- Born: George Anthony Bull 23 August 1929 London
- Died: 6 April 2001 (aged 71) London
- Education: History MA(Oxon)
- Occupations: Author, journalist, translator
- Notable credit(s): Financial Times, World News, Director, Inside Japan, International Minds
- Spouse: Doreen Griffin (m. 1957)
- Children: 4

= George Bull (journalist) =

English translator, author and journalist (1929–2001)

George Anthony Bull (23 August 1929 – 6 April 2001) was an English translator, author and journalist.

==Education==
Bull attended Wimbledon College in Wimbledon, London before reading History at Brasenose College, Oxford.

==Career==

===Journalism===
Bull worked for the Financial Times, McGraw-Hill World News and for Director magazine, where he was editor-in-chief until 1984. He was appointed the director of the Anglo-Japanese Economic Institute in 1986. He was a director of Central Banking Publications in addition to being the founder and publisher of the quarterly publications Inside Japan and International Minds.

===Translations===
He translated six volumes for the Penguin Classics series: Benvenuto Cellini's Autobiography (1956), The Book of the Courtier by Castiglione (1967), Lives of the Artists by Giorgio Vasari (two volumes, 1987), The Prince by Niccolò Machiavelli (1961), and Pietro Aretino's Selected Letters (1976). His translation of The Prince, although discontinued by Penguin, continues to be lauded as the "most stylistically elegant" in English.
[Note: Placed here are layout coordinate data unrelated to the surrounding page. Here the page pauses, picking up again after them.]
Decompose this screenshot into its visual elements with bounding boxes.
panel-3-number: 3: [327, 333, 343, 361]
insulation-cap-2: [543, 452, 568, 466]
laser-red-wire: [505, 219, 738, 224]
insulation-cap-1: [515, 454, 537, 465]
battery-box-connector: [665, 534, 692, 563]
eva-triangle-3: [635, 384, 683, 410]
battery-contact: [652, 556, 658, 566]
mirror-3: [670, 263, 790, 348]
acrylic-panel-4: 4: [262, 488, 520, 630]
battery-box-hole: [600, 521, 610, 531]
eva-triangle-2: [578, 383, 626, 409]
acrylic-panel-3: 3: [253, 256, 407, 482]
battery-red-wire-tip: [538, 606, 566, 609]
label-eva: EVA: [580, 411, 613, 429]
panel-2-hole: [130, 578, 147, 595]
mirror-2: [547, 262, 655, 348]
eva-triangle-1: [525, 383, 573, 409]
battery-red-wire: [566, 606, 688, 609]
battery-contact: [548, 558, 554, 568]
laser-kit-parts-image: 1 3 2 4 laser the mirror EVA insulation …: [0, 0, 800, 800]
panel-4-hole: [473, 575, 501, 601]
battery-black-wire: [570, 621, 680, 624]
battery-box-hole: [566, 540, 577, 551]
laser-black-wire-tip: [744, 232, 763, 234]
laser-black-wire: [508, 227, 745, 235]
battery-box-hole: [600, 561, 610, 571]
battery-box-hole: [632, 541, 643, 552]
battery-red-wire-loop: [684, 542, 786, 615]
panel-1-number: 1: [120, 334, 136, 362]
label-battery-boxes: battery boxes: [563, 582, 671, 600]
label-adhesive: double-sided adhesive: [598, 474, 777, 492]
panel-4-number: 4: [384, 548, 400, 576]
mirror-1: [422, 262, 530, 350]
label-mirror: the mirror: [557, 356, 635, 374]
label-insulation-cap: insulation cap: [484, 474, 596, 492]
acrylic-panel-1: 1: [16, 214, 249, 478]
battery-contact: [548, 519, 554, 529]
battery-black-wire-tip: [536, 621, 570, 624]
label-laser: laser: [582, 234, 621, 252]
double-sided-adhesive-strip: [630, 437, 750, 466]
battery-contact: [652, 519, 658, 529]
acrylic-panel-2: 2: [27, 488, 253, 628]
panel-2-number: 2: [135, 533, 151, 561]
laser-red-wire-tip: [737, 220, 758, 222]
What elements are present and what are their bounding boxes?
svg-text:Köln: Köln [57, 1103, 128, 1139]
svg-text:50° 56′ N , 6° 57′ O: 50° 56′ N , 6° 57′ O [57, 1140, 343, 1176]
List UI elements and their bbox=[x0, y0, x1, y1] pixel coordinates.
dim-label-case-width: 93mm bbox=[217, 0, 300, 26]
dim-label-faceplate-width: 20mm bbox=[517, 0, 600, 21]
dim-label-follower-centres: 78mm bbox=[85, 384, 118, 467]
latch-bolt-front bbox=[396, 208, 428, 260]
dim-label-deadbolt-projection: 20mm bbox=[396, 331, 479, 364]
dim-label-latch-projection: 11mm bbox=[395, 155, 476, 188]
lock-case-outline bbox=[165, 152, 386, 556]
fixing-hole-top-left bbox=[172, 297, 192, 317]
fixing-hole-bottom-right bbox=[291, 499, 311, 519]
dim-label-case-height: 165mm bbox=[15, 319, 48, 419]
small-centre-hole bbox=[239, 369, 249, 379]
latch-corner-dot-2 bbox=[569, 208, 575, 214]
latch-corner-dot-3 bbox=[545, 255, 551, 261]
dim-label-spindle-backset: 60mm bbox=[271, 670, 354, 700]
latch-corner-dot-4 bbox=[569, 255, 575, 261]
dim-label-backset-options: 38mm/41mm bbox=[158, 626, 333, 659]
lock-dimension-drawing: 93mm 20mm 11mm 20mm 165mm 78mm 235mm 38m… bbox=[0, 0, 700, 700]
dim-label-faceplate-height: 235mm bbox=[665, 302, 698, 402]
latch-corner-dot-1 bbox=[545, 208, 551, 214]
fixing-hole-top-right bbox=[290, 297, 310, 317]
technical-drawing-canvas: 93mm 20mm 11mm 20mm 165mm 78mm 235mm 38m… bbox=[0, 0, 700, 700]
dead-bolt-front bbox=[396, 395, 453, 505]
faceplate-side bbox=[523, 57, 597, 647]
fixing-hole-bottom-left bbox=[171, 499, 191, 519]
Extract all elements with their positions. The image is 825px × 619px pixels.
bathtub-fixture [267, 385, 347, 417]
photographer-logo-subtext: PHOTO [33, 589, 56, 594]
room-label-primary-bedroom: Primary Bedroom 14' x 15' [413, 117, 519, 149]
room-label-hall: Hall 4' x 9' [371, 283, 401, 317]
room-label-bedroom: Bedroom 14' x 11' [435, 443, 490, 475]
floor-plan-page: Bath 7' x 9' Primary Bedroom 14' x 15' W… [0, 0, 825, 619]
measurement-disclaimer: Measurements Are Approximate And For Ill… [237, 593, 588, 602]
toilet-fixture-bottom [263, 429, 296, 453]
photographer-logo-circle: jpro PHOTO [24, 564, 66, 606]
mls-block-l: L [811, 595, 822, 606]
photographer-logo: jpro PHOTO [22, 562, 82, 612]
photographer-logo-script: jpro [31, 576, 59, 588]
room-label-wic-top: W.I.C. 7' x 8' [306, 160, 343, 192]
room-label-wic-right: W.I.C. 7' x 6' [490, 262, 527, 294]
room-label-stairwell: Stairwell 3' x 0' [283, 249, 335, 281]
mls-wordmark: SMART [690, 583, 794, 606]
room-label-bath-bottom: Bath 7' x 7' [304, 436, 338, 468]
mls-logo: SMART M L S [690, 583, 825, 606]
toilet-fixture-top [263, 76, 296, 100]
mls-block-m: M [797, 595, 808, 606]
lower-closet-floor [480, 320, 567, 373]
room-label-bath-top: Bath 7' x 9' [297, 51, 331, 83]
He was consultant editor to Penguin Business Series.

===Authorship===
His other books include Vatican Politics; Bid for Power (with Anthony Vice), a history of take-over bids; Renaissance Italy, a book for children; Venice: The Most Triumphant City, Inside the Vatican, and Michelangelo: A Biography.

==Honours==
Bull was elected a Fellow of the Royal Society of Literature in 1981 and a vice president of the British-Italian Society in 1994. He was awarded an OBE in 1990. Hel was made Knight Commander of the Order of St Gregory in 1999, and was awarded the Order of the Sacred Treasure, Gold rays with Neck Ribbon (Japan) in 1999.

== Personal life ==
George was survived by his wife, Doreen ( Griffin), and their four children, Catherine, Julian, Jennifer, and Simon.